George Osborne’s budget is handing a tax cut averaging £3,000 to some of the wealthiest people in the country who make up just 0.3% of the population, the shadow chancellor, John McDonnell, has said.

Labour is calling for the cut in capital gains tax (CGT) to be scrapped, saying it would give investors already making money about the same, on average, as the government had planned to take from disabled people under changes to benefits.

The party is planning to campaign against the CGT cuts in the coming weeks to apply more pressure on the chancellor following Iain Duncan Smith’s shock resignation as work and pensions secretary, when he branded Osborne’s budget “deeply unfair”, triggering the scrapping of the disability benefit cuts.

McDonnell said Osborne was the “bankers’ chancellor” and had been shown again to be “looking after a wealthy minority”.

A spokesman for Osborne hit back that Labour was “shameless and hypocritical”, given that CGT for the highest earners would still be two percentage points higher than it was at the end of Gordon Brown’s government.

Osborne made the surprise announcement of a cut in capital gains tax (CGT) -; from 28% to 20% for higher rate taxpayers and 18% to 10% for those on the basic rate -; in the budget as a way to encourage people to invest in shares. The tax is applied on profits on the sale of assets that exceed £11,100 and is paid by a very small minority of people.

There is no official impact assessment showing how many people will benefit, but government sources indicated they thought about 130,000 people would gain from the tax cut, of whom about 50,000 are basic rate taxpayers and 80,000 higher rate taxpayers. The source suggested the median benefit for higher rate taxpayers would be £2,000 on a one-off basis.

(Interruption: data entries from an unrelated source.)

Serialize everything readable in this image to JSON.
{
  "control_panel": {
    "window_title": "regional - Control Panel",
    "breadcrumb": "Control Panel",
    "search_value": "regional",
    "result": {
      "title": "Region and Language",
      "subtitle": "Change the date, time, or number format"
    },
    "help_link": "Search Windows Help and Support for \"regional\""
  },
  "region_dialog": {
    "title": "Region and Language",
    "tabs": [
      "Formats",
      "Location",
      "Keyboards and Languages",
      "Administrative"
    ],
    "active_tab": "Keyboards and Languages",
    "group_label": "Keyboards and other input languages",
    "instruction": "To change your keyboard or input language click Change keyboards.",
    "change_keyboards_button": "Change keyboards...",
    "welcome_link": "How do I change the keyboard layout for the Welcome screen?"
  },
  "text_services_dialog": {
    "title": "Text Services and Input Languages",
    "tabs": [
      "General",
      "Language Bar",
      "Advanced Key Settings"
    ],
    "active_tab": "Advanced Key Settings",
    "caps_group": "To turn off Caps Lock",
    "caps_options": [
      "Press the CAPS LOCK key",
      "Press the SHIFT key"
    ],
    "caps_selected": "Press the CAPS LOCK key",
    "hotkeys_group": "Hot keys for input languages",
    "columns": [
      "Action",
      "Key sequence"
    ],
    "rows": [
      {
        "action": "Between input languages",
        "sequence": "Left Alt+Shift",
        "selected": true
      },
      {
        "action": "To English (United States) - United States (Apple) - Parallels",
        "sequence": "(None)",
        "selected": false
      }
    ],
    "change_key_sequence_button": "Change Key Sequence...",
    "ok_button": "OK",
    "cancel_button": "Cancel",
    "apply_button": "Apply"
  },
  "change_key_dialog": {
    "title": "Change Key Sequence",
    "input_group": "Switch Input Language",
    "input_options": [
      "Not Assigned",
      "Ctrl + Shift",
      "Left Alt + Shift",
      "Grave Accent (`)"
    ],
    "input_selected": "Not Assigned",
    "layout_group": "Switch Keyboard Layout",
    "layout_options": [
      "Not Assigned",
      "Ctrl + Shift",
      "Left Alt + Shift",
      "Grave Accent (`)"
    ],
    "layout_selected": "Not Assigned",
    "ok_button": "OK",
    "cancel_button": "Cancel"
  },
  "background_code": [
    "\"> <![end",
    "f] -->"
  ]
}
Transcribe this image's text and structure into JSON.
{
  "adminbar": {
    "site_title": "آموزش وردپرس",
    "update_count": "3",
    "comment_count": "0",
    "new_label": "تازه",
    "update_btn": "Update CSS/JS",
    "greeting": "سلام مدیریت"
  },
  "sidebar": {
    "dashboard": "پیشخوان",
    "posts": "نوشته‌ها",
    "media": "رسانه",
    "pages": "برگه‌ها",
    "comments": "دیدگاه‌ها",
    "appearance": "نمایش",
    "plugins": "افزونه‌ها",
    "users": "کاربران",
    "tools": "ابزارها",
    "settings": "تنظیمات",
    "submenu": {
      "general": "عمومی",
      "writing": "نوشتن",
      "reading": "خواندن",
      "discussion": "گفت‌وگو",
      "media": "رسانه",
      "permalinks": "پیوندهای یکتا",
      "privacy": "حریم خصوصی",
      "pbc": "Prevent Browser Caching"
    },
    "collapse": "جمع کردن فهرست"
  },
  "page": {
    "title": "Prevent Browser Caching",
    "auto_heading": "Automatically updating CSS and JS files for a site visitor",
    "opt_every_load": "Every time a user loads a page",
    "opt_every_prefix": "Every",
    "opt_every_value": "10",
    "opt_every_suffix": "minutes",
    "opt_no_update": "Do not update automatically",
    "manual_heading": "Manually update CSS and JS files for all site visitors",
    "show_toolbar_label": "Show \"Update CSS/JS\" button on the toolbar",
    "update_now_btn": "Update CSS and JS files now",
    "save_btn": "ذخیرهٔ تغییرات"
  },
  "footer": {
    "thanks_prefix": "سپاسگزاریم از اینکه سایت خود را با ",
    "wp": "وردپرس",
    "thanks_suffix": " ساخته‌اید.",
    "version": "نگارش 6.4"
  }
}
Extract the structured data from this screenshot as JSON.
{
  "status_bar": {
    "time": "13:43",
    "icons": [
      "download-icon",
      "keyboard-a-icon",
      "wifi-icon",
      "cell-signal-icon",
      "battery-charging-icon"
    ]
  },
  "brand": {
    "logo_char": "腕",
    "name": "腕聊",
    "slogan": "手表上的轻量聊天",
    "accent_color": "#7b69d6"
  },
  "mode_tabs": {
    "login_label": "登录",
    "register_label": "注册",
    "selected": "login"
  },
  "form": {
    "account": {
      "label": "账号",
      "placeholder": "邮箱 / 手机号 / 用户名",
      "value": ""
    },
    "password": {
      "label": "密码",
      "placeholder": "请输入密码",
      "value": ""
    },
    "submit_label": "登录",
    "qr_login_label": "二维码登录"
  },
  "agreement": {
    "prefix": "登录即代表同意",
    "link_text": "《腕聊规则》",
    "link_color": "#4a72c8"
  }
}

Labour’s analysis is based on past statistics that show CGT was paid by only about 200,000 taxpayers in 2013-14, who would benefit from a giveaway of more than £600m in total from the first year it fully kicks in.

According to Labour, that works out on average at about £3,000 per taxpayer, although it is likely that a large number of people would get much less than that and a small number of the richest much more. In 2013-14, about half of the overall £5bn CGT take from individuals came from just 5,000 people making profits of more than £1m.

These are the people who stand to benefit the most, by tens of thousands of pounds each, although some of them will already be paying CGT at a reduced rate of 10% because of a tax break known as entrepreneurs’ relief and therefore will not see any extra benefit. Transactions on residential property and carried interest are also exempt from the new cut.

McDonnell said: “These figures show the priorities of George Osborne. He planned to fund this £3,000 giveaway to 0.3% of the population by taking over £3,000 from hundreds of thousands of disabled people.

“When you consider the small number who benefit from this tax cut or that the pattern of taxable receipts from capital gains tax come from those who trade in financial assets, it blows apart any claim the Tories make about ‘we are all in it together’.

“This crass tax cut should not be going ahead because we need an economy that works for the many, not tax cuts for the few.”

But a spokesman for Osborne said: “The government wants to ensure that companies can access the capital they need to grow and create jobs. These changes are about incentivising individuals to invest in shares, helping British firms access the capital they need to grow and create jobs.

“For the first time, gains from residential property will be treated differently from other types of investment, attracting an 8% surcharge. The 18% and 28% rates for residential property means the government is encouraging investment in shares over property. That’s a pro-growth, pro-enterprise policy that will boost the economy at a time of global uncertainty.

“We certainly won’t take any lectures from Labour on this: at 20%, the rate of CGT paid by higher rate taxpayers on other types of gain will still be two percentage points higher than it was when they were last in power, and for residential property and carried interest will remain at least 10 percentage points higher. For Labour to complain now is shameless and hypocritical.”

In a post-budget analysis, the Resolution Foundation thinktank said the CGT cut was “focused on those on higher incomes -; unsurprisingly because in general better-off households are the ones making capital gains in the first place”.

At the time of the budget, the move was welcomed by City advisers.

David Kilshaw, private client services partner at EY, said the chancellor’s cut to the headline CGT rates would be a “shot in the arm for the stock market, with investors in stocks and shares being the main winners”.

The government’s thinking appears to have been to try to make the UK’s CGT rates more internationally competitive.

Business groups who suggested there should be a review of the CGT rate include the CBI, which has warned that “difficulty in accessing long-term growth capital inhibits some of the UK’s highest potential medium-sized businesses”.

However, it was the juxtaposition of the proposed cuts to disability benefits with the cuts to CGT, corporation tax and the raising of the threshold at which people pay the higher rate of income tax that caused a threatened rebellion among Conservative MPs and led to Duncan Smith’s resignation.